Furthermore, he said Plastic bags are often misused by putting in it hot or cold food like “Ebbeh, Café Touba, Nan-Mburr” etc underlining that the use of plastic bags to package hot or cold food stuff is very dangerous as it releases the chemical residue content of the plastic into the food, and can lead to long-term health problems.

He revealed that the Environmental Education & Communication team of the agency will embark on a nationwide sensitization tour to community radio stations. These local radio FM stations will include Paradise FM in Farafenni, GRTS radio in Basse, Brikamabaa Community radio, Soma FM and Kaira FM in Kuloro. These phone-in radio programs will generate lots of listenership who can also contribute through phone calls.

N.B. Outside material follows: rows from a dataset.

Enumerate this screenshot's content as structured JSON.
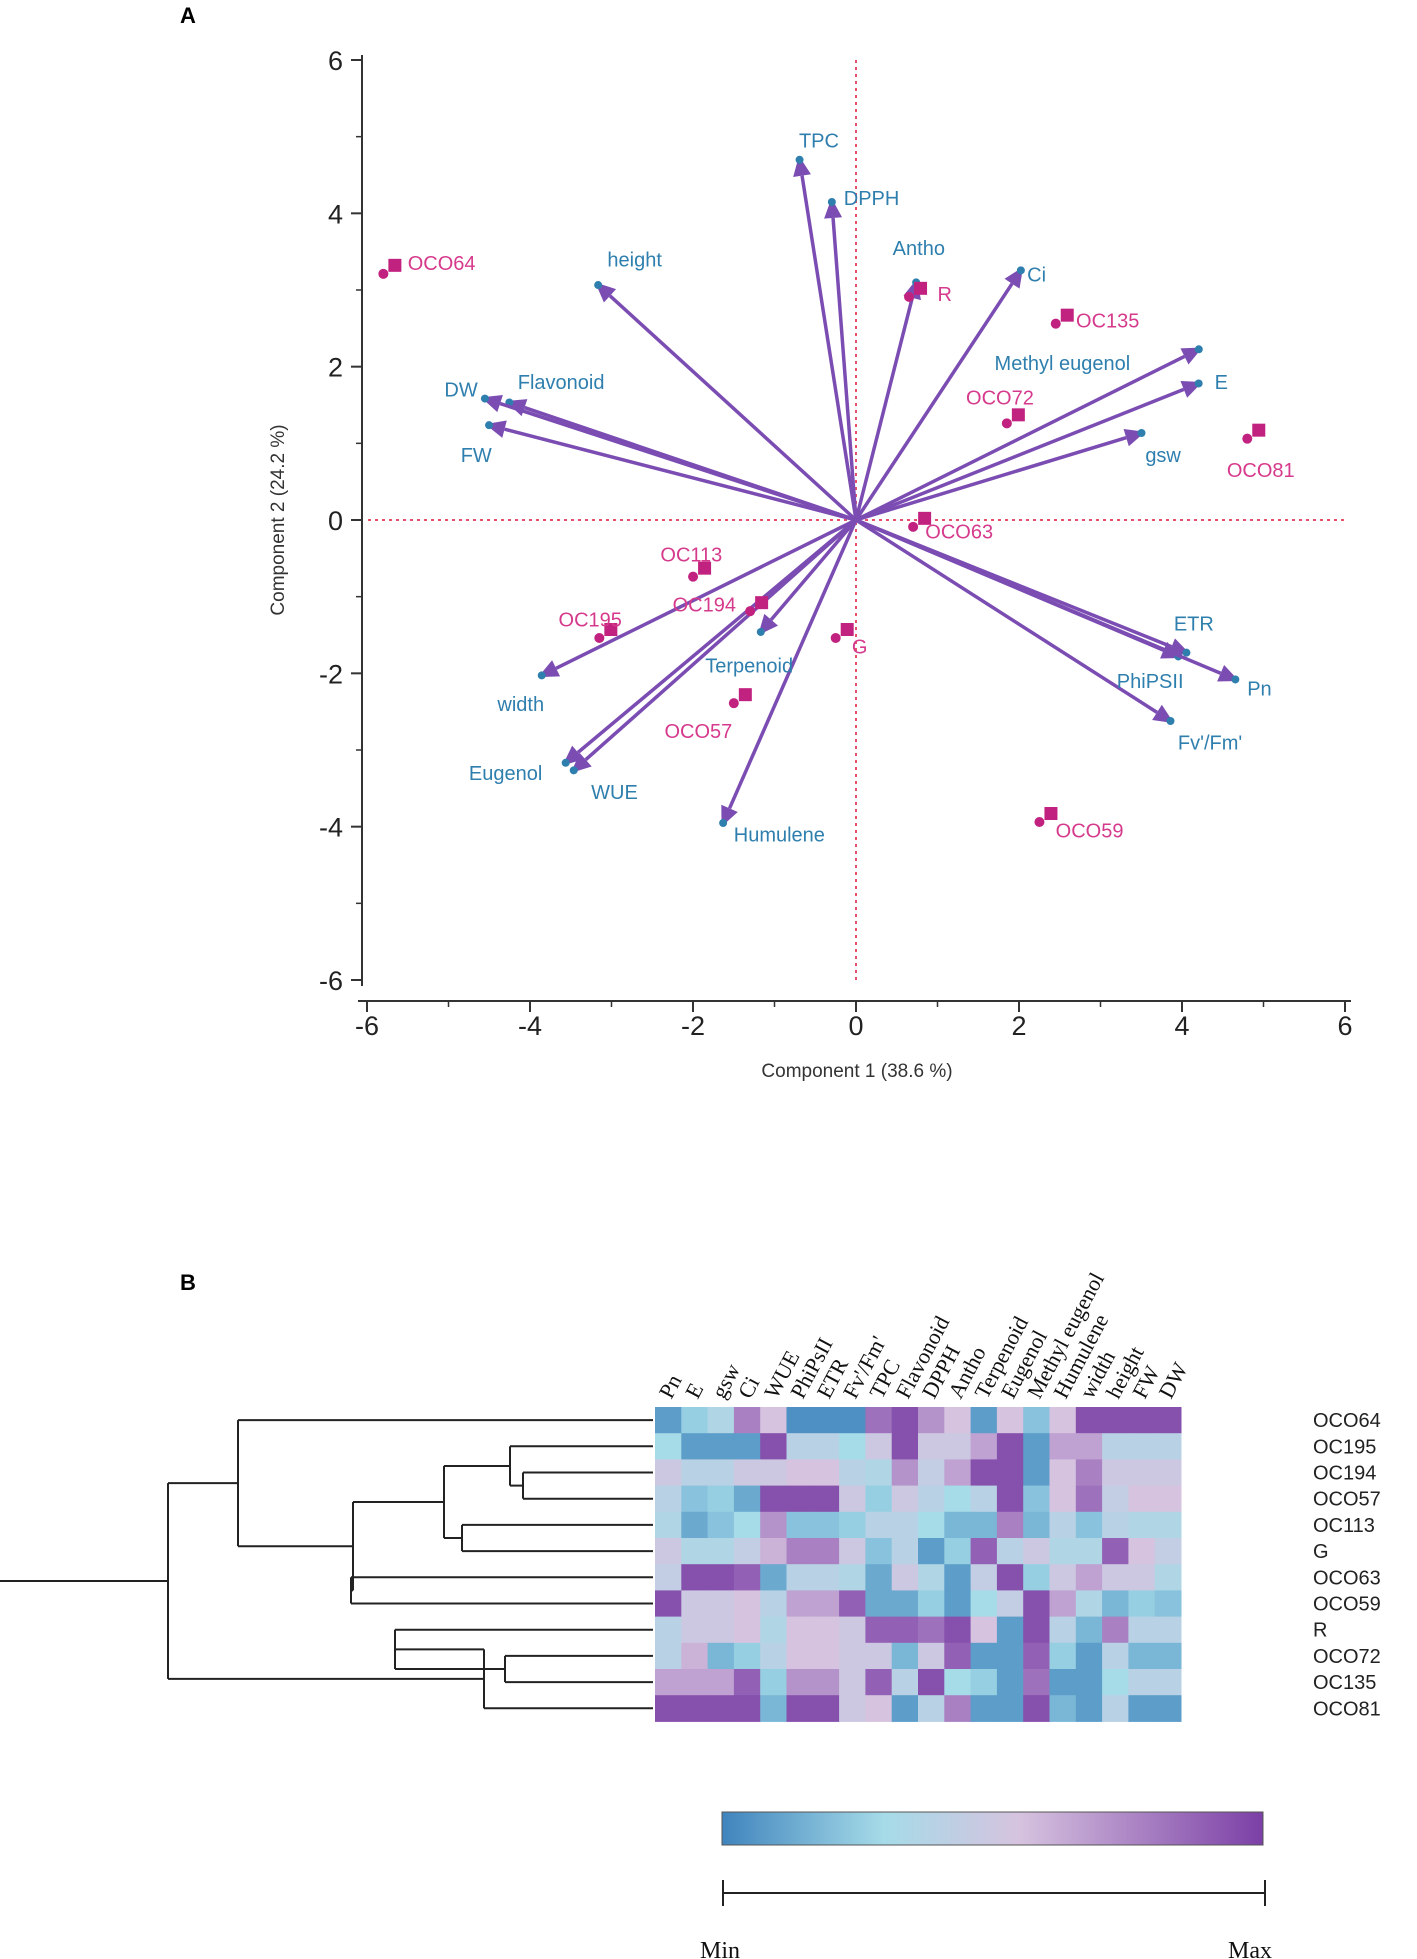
{
  "colors": {
    "arrow": "#7b4db3",
    "sample": "#c2227f",
    "var_label": "#2f7fae",
    "sample_label": "#d63a8c",
    "refline": "#e8506a",
    "axis": "#333333",
    "heat_min": "#3f84bd",
    "heat_low": "#a6dbe8",
    "heat_mid": "#d6c3df",
    "heat_max": "#7b3fa6"
  },
  "chart_data": [
    {
      "type": "scatter",
      "panel": "A",
      "subtype": "pca-biplot",
      "xlabel": "Component 1  (38.6 %)",
      "ylabel": "Component 2  (24.2 %)",
      "xlim": [
        -6,
        6
      ],
      "ylim": [
        -6,
        6
      ],
      "xticks": [
        "-6",
        "-4",
        "-2",
        "0",
        "2",
        "4",
        "6"
      ],
      "yticks": [
        "6",
        "4",
        "2",
        "0",
        "-2",
        "-4",
        "-6"
      ],
      "loadings": [
        {
          "name": "TPC",
          "x": -0.7,
          "y": 4.75,
          "lx": -0.7,
          "ly": 4.95
        },
        {
          "name": "DPPH",
          "x": -0.3,
          "y": 4.2,
          "lx": -0.15,
          "ly": 4.2
        },
        {
          "name": "Antho",
          "x": 0.75,
          "y": 3.15,
          "lx": 0.45,
          "ly": 3.55
        },
        {
          "name": "Ci",
          "x": 2.05,
          "y": 3.3,
          "lx": 2.1,
          "ly": 3.2
        },
        {
          "name": "height",
          "x": -3.2,
          "y": 3.1,
          "lx": -3.05,
          "ly": 3.4
        },
        {
          "name": "Methyl eugenol",
          "x": 4.25,
          "y": 2.25,
          "lx": 1.7,
          "ly": 2.05
        },
        {
          "name": "E",
          "x": 4.25,
          "y": 1.8,
          "lx": 4.4,
          "ly": 1.8
        },
        {
          "name": "gsw",
          "x": 3.55,
          "y": 1.15,
          "lx": 3.55,
          "ly": 0.85
        },
        {
          "name": "Flavonoid",
          "x": -4.3,
          "y": 1.55,
          "lx": -4.15,
          "ly": 1.8
        },
        {
          "name": "DW",
          "x": -4.6,
          "y": 1.6,
          "lx": -5.05,
          "ly": 1.7
        },
        {
          "name": "FW",
          "x": -4.55,
          "y": 1.25,
          "lx": -4.85,
          "ly": 0.85
        },
        {
          "name": "ETR",
          "x": 4.0,
          "y": -1.8,
          "lx": 3.9,
          "ly": -1.35
        },
        {
          "name": "Pn",
          "x": 4.7,
          "y": -2.1,
          "lx": 4.8,
          "ly": -2.2
        },
        {
          "name": "PhiPSII",
          "x": 4.1,
          "y": -1.75,
          "lx": 3.2,
          "ly": -2.1
        },
        {
          "name": "Fv'/Fm'",
          "x": 3.9,
          "y": -2.65,
          "lx": 3.95,
          "ly": -2.9
        },
        {
          "name": "Terpenoid",
          "x": -1.2,
          "y": -1.5,
          "lx": -1.85,
          "ly": -1.9
        },
        {
          "name": "width",
          "x": -3.9,
          "y": -2.05,
          "lx": -4.4,
          "ly": -2.4
        },
        {
          "name": "Eugenol",
          "x": -3.6,
          "y": -3.2,
          "lx": -4.75,
          "ly": -3.3
        },
        {
          "name": "WUE",
          "x": -3.5,
          "y": -3.3,
          "lx": -3.25,
          "ly": -3.55
        },
        {
          "name": "Humulene",
          "x": -1.65,
          "y": -4.0,
          "lx": -1.5,
          "ly": -4.1
        }
      ],
      "samples": [
        {
          "name": "OCO64",
          "x": -5.75,
          "y": 3.25,
          "lx": -5.5,
          "ly": 3.35
        },
        {
          "name": "OC135",
          "x": 2.5,
          "y": 2.6,
          "lx": 2.7,
          "ly": 2.6
        },
        {
          "name": "R",
          "x": 0.7,
          "y": 2.95,
          "lx": 1.0,
          "ly": 2.95
        },
        {
          "name": "OCO72",
          "x": 1.9,
          "y": 1.3,
          "lx": 1.35,
          "ly": 1.6
        },
        {
          "name": "OCO81",
          "x": 4.85,
          "y": 1.1,
          "lx": 4.55,
          "ly": 0.65
        },
        {
          "name": "OCO63",
          "x": 0.75,
          "y": -0.05,
          "lx": 0.85,
          "ly": -0.15
        },
        {
          "name": "OC113",
          "x": -1.95,
          "y": -0.7,
          "lx": -2.4,
          "ly": -0.45
        },
        {
          "name": "OC194",
          "x": -1.25,
          "y": -1.15,
          "lx": -2.25,
          "ly": -1.1
        },
        {
          "name": "OC195",
          "x": -3.1,
          "y": -1.5,
          "lx": -3.65,
          "ly": -1.3
        },
        {
          "name": "G",
          "x": -0.2,
          "y": -1.5,
          "lx": -0.05,
          "ly": -1.65
        },
        {
          "name": "OCO57",
          "x": -1.45,
          "y": -2.35,
          "lx": -2.35,
          "ly": -2.75
        },
        {
          "name": "OCO59",
          "x": 2.3,
          "y": -3.9,
          "lx": 2.45,
          "ly": -4.05
        }
      ]
    },
    {
      "type": "heatmap",
      "panel": "B",
      "columns": [
        "Pn",
        "E",
        "gsw",
        "Ci",
        "WUE",
        "PhiPsII",
        "ETR",
        "Fv'/Fm'",
        "TPC",
        "Flavonoid",
        "DPPH",
        "Antho",
        "Terpenoid",
        "Eugenol",
        "Methyl eugenol",
        "Humulene",
        "width",
        "height",
        "FW",
        "DW"
      ],
      "rows": [
        "OCO64",
        "OC195",
        "OC194",
        "OCO57",
        "OC113",
        "G",
        "OCO63",
        "OCO59",
        "R",
        "OCO72",
        "OC135",
        "OCO81"
      ],
      "scale": [
        0,
        1
      ],
      "values": [
        [
          0.1,
          0.3,
          0.4,
          0.8,
          0.6,
          0.05,
          0.05,
          0.05,
          0.85,
          0.95,
          0.75,
          0.6,
          0.1,
          0.6,
          0.25,
          0.6,
          0.95,
          0.95,
          0.95,
          0.95
        ],
        [
          0.35,
          0.1,
          0.1,
          0.1,
          0.95,
          0.45,
          0.45,
          0.35,
          0.55,
          0.95,
          0.55,
          0.55,
          0.7,
          0.95,
          0.1,
          0.7,
          0.7,
          0.45,
          0.45,
          0.45
        ],
        [
          0.55,
          0.45,
          0.45,
          0.55,
          0.55,
          0.6,
          0.6,
          0.45,
          0.4,
          0.75,
          0.5,
          0.7,
          0.95,
          0.95,
          0.1,
          0.6,
          0.8,
          0.55,
          0.55,
          0.55
        ],
        [
          0.45,
          0.25,
          0.3,
          0.15,
          0.95,
          0.95,
          0.95,
          0.55,
          0.3,
          0.55,
          0.45,
          0.35,
          0.45,
          0.95,
          0.25,
          0.6,
          0.85,
          0.5,
          0.6,
          0.6
        ],
        [
          0.4,
          0.15,
          0.25,
          0.35,
          0.75,
          0.25,
          0.25,
          0.3,
          0.45,
          0.45,
          0.35,
          0.2,
          0.2,
          0.8,
          0.2,
          0.45,
          0.25,
          0.45,
          0.4,
          0.4
        ],
        [
          0.55,
          0.4,
          0.4,
          0.5,
          0.65,
          0.8,
          0.8,
          0.55,
          0.25,
          0.45,
          0.1,
          0.3,
          0.9,
          0.45,
          0.55,
          0.4,
          0.4,
          0.9,
          0.6,
          0.5
        ],
        [
          0.5,
          0.95,
          0.95,
          0.9,
          0.15,
          0.45,
          0.45,
          0.4,
          0.15,
          0.55,
          0.4,
          0.1,
          0.5,
          0.95,
          0.3,
          0.55,
          0.7,
          0.55,
          0.55,
          0.4
        ],
        [
          0.95,
          0.55,
          0.55,
          0.6,
          0.45,
          0.7,
          0.7,
          0.9,
          0.15,
          0.15,
          0.3,
          0.1,
          0.35,
          0.5,
          0.95,
          0.7,
          0.4,
          0.2,
          0.3,
          0.25
        ],
        [
          0.45,
          0.55,
          0.55,
          0.6,
          0.4,
          0.6,
          0.6,
          0.55,
          0.9,
          0.9,
          0.85,
          0.95,
          0.6,
          0.1,
          0.95,
          0.45,
          0.2,
          0.8,
          0.45,
          0.45
        ],
        [
          0.45,
          0.65,
          0.2,
          0.3,
          0.45,
          0.6,
          0.6,
          0.55,
          0.55,
          0.2,
          0.55,
          0.9,
          0.1,
          0.1,
          0.9,
          0.3,
          0.1,
          0.45,
          0.2,
          0.2
        ],
        [
          0.7,
          0.7,
          0.7,
          0.9,
          0.3,
          0.75,
          0.75,
          0.55,
          0.9,
          0.45,
          0.95,
          0.35,
          0.3,
          0.1,
          0.85,
          0.1,
          0.1,
          0.35,
          0.45,
          0.45
        ],
        [
          0.95,
          0.95,
          0.95,
          0.95,
          0.2,
          0.95,
          0.95,
          0.55,
          0.6,
          0.1,
          0.45,
          0.8,
          0.1,
          0.1,
          0.95,
          0.2,
          0.1,
          0.45,
          0.1,
          0.1
        ]
      ],
      "legend": {
        "min_label": "Min",
        "max_label": "Max"
      }
    }
  ],
  "panel_a_letter": "A",
  "panel_b_letter": "B"
}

“The ban on plastic bags is a right move in the right direction as it reflects on the dangers to both human and the environment. Plastic bags are non-biodegradable and can cause serious threat to the fragile eco-system of the country and the environment in general,” Dr. Badgie warned.

Speaking earlier, Barrister Lamin Samateh thanked the Government of the Gambia and the NEA for their foresight and commitment in averting serious environmental hazards by banning the usage, sale, and consumption of plastic bags. He therefore called on all and sundry not to smuggle this banned substance into the country.